Au cours d’une chasse à l’homme imaginaire, Jacques semble fuir de mystérieux et fantomatiques poursuivants. Il paraît en proie à un véritable délire paranoïaque qui pousse à s’enfuir " plus loin, toujours plus loin " (l. 8).
Cette angoisse panique se traduit d’abord par le mouvement et le rythme impulsés au récit comme en outre par le cadre spatio-temporel signifiant : la nuit, une nature déserte, silencieuse (pas de bruit d’animaux, ni de feuilles froissées, de branches cassées, ni d’aucune vie d’ailleurs, si ce n’est celui du train) et hostile.a) Le rythme : une cadence soutenue, effrénée, voir les verbes de mouvement, avec emploi métaphorique du verbe galoper (l. 2 et l. 10), phrases courtes, l’emploi du passé simple, actions rapides et brèves.b) Le mouvement : sans but et erratique, incontrôlable et désordonné : " tout droit " et " toujours plus loin " (l. 8) mais semble-t-il vers nulle part ; il tourne en rond, se perd, s’égare, et s’avoue finalement " vaincu " (l. 26). Le réseau sémantique de la chasse, de la battue, de la traque, de la poursuite. Voir les comparaisons (l. 2-3), les personnifications (l. 2-3).c) Le décor : une nature hostile
Temps : la nuit totale, (campagne noire, l. 2), le pluriel ;
Espace : la rivière symbolique, les obstacles ;
Déshumanisé, sans être, ni vie d’aucune sorte ;
Fuite intérieure et extérieure, l’une enchâssée dans l’autre.II. Echapper à soi-même : le leurre de la fuitea) Se fuir, un personnage double et antithétique
La fuite première se redouble d’une fuite seconde signalée principalement par le changement des temps verbaux, on est passé en effet à l’imparfait de narration.

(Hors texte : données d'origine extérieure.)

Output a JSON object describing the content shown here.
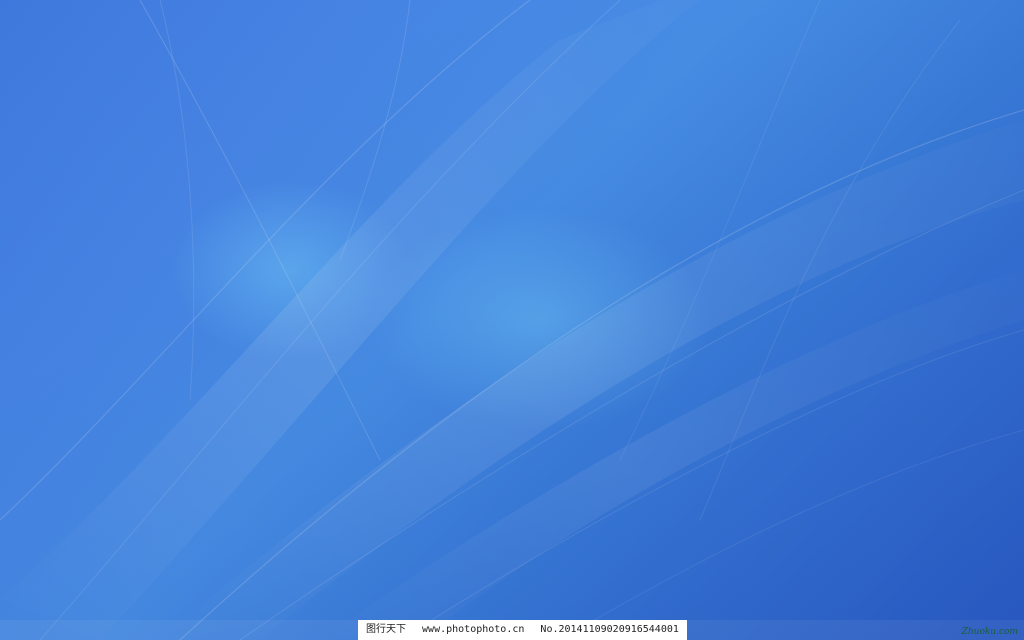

La dynamique de la course autorise le retour du refoulé, libère le double caché et sauvage. Elle laisse émerger la folie. Aussi assiste-t-on à une fuite en avant vaine : " son unique pensée était d’aller tout droit, plus loin, toujours plus loin " (l. 8).
En fait, ce qu’il fuit, c’est d’abord lui-même ou plutôt la " bête enragée " (l. 9) dont il se sent possédé ; cette poursuite imaginaire se double d’une tentative de se dérober à sa face maudite ; le verbe pronominal " se fuir " (l. 8-9). Sous l’homme, la bête ; sous le moi, l’autre ; et on pourrait ajouter sous le rut sexuel (Eros) la volupté de la mort (Thanatos).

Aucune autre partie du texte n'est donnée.